Bulls best Native riders at Murray Invite
By Quentin Jodie
ALBUQUERQUE, March 31, 2011
(Special to the Times - Donovan Quintero)
After all, it's the end of March and that's the best time for an underdog to emerge.
Unfortunately things didn't work out that way for the Tuba City bull rider. Instead he left the Pit in Albuquerque feeling a bit modest as the three-day riding event turned out to be a tough experience.
To him, the bulls in the Ford Tough Series are a different caliber, but after being shutout over the weekend he was amped about getting better.
"This was a nice experience, but those bulls were really rank," Granger said. "Shoot, I just need to go home and work out some more and try to get to a higher level."
Although Granger has participated in a few PBR events, the Built Ford Tough Series is by invitation only as the top 40 bull riders compete each weekend at different sites. The Albuquerque event was the 12th stop in a 28-city tour that will end in Las Vegas, Nev., in late October.
"Hopefully I can get another opportunity to ride in an event like this," he said. "Not too many people can say they rode in here, but I want to prepare myself for some upcoming events in the challenger circuit of the PBR."
Granger was one of three Native Americans invited to ride in this year's Ty Murray Invitational. He and Spud Jones of Tohatchi, N.M., represented the Navajo Nation while Dakota Lewis represented the Northern Cheyenne Tribe.

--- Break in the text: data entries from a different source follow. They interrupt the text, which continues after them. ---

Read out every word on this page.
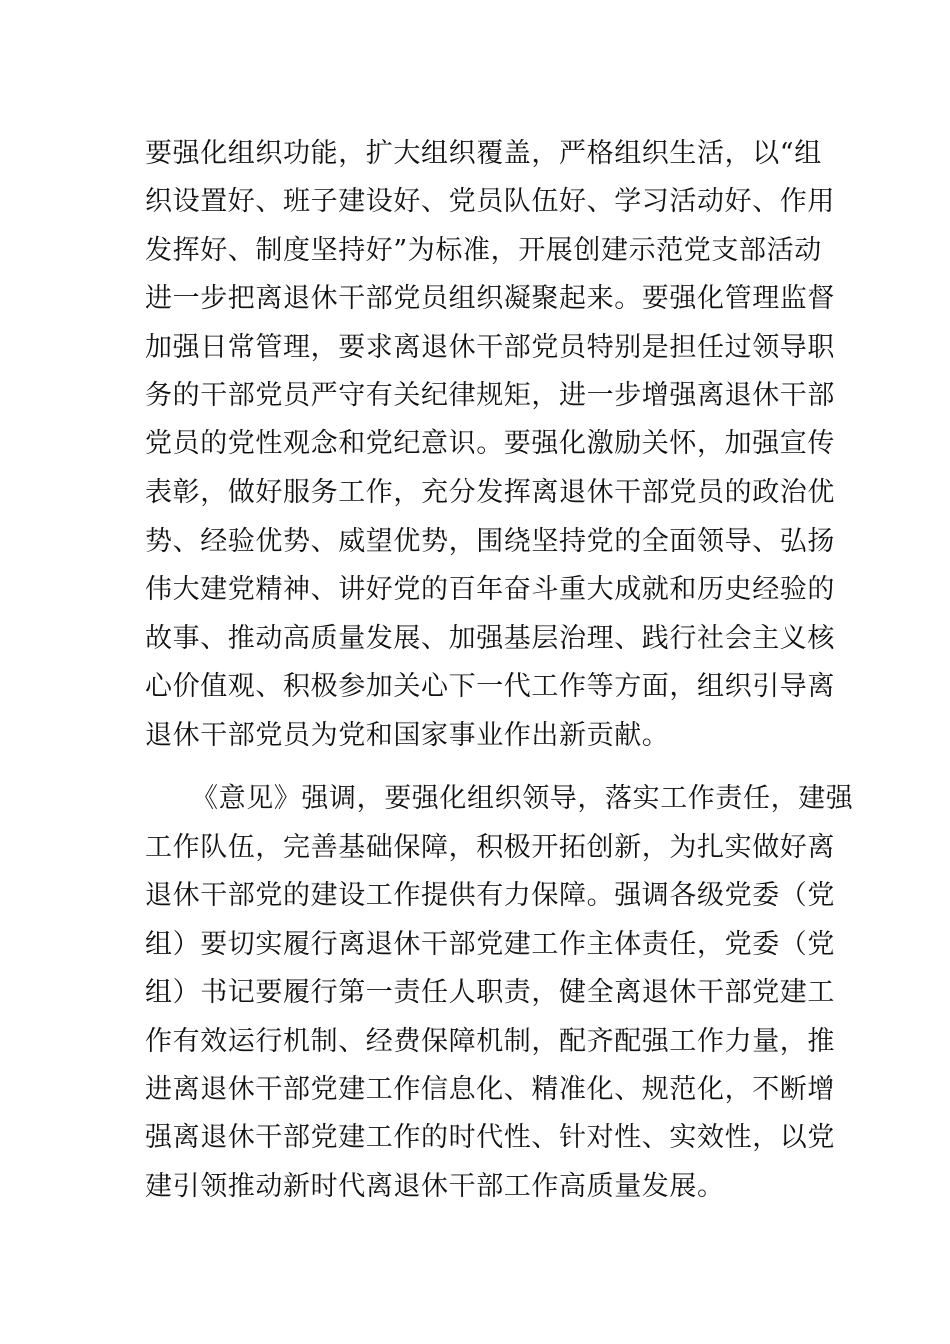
要强化组织功能，扩大组织覆盖，严格组织生活，以“组
织设置好、班子建设好、党员队伍好、学习活动好、作用
发挥好、制度坚持好”为标准，开展创建示范党支部活动
进一步把离退休干部党员组织凝聚起来。要强化管理监督
加强日常管理，要求离退休干部党员特别是担任过领导职
务的干部党员严守有关纪律规矩，进一步增强离退休干部
党员的党性观念和党纪意识。要强化激励关怀，加强宣传
表彰，做好服务工作，充分发挥离退休干部党员的政治优
势、经验优势、威望优势，围绕坚持党的全面领导、弘扬
伟大建党精神、讲好党的百年奋斗重大成就和历史经验的
故事、推动高质量发展、加强基层治理、践行社会主义核
心价值观、积极参加关心下一代工作等方面，组织引导离
退休干部党员为党和国家事业作出新贡献。
《意见》强调，要强化组织领导，落实工作责任，建强
工作队伍，完善基础保障，积极开拓创新，为扎实做好离
退休干部党的建设工作提供有力保障。强调各级党委（党
组）要切实履行离退休干部党建工作主体责任，党委（党
组）书记要履行第一责任人职责，健全离退休干部党建工
作有效运行机制、经费保障机制，配齐配强工作力量，推
进离退休干部党建工作信息化、精准化、规范化，不断增
强离退休干部党建工作的时代性、针对性、实效性，以党
建引领推动新时代离退休干部工作高质量发展。
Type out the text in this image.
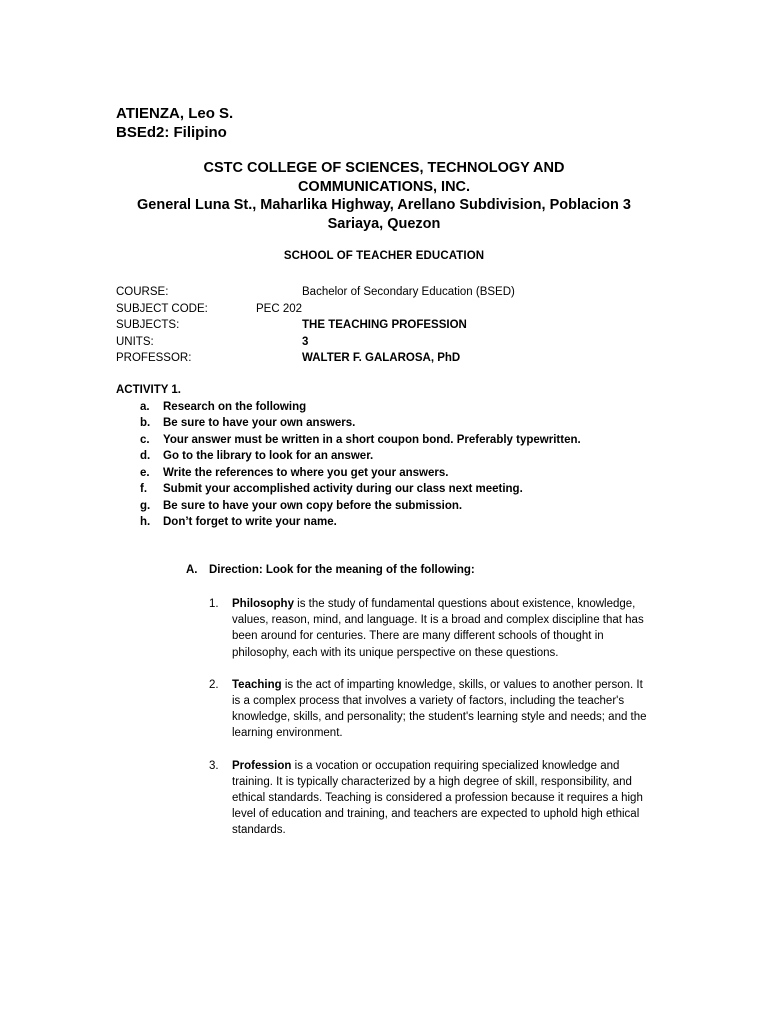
ATIENZA, Leo S.
BSEd2: Filipino
CSTC COLLEGE OF SCIENCES, TECHNOLOGY AND
COMMUNICATIONS, INC.
General Luna St., Maharlika Highway, Arellano Subdivision, Poblacion 3
Sariaya, Quezon
SCHOOL OF TEACHER EDUCATION
COURSE:	Bachelor of Secondary Education (BSED)
SUBJECT CODE:	PEC 202
SUBJECTS:	THE TEACHING PROFESSION
UNITS:	3
PROFESSOR:	WALTER F. GALAROSA, PhD
ACTIVITY 1.
a. Research on the following
b. Be sure to have your own answers.
c. Your answer must be written in a short coupon bond. Preferably typewritten.
d. Go to the library to look for an answer.
e. Write the references to where you get your answers.
f. Submit your accomplished activity during our class next meeting.
g. Be sure to have your own copy before the submission.
h. Don’t forget to write your name.
A. Direction: Look for the meaning of the following:
1. Philosophy is the study of fundamental questions about existence, knowledge, values, reason, mind, and language. It is a broad and complex discipline that has been around for centuries. There are many different schools of thought in philosophy, each with its unique perspective on these questions.
2. Teaching is the act of imparting knowledge, skills, or values to another person. It is a complex process that involves a variety of factors, including the teacher's knowledge, skills, and personality; the student's learning style and needs; and the learning environment.
3. Profession is a vocation or occupation requiring specialized knowledge and training. It is typically characterized by a high degree of skill, responsibility, and ethical standards. Teaching is considered a profession because it requires a high level of education and training, and teachers are expected to uphold high ethical standards.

Besides Granger, Lewis was also a first-timer as the Montana cowboy earned his spot after winning the bull-riding crown at the Indian National Finals Rodeo last year.
Of the three, Jones was the most successful Native American bull rider at the event. In 2009, Jones qualified for the Wrangler National Finals where he placed in two rounds and finished 13th in the world with $98,556 in winnings.
But a torn ACL kept him out of competition for much of last year. And although the knee was repaired by renowned orthopedic surgeon Dr. Tandy Freeman, the 22-year-old says he's still trying to get back where he was in 2009.
"I'm in a slump right now and I just have been riding out," Jones said. "I have to try to move forward, but right now my confidence is not where it needs to be.
"You know I was happy to be riding bulls again, but it's hard to get your confidence back," he added.
In his opening round, Jones drew a bull called Palm Springs and kept up with the 1,600-pound beast for 3.10 seconds. Unfortunately his confidence didn't get any better as he lasted only 2.06 seconds on Flip Side in Saturday night's performance.
"Those were to great bulls and I have nothing to complain about it, but I made a few mistakes here and there," Jones said. "It's all me on what I did wrong."
As for his third-round draft choice, Jones said he was left with little choice but did last 4.40 seconds on Crossfire.
Granger, meanwhile, started the competition on Iron Horse and lasted 2.03 seconds.
"I seen that bull a couple of times and he usually starts to go the left," Granger said. "That night he blew out of there and he just popped my hand out and I fell off."
In round two, Granger gave Bad Moon a try before he was bucked off in 5.91 seconds. Afterwards, world champion Renato Nunes told Granger that he "had a great ride."
"He told that if I had a little more heart I could have covered him," Granger said. "I just made a little mistake and it was hard to recover."
In the last round, Granger wasn't able to finish as he lasted 3.23 seconds on Estaban.
Although this was humbling experience, Granger said it was well worth it.
"I got a chance to talk to a lot of guys and they helped me out," he said. "I know I have to keep working if I want to get to the top."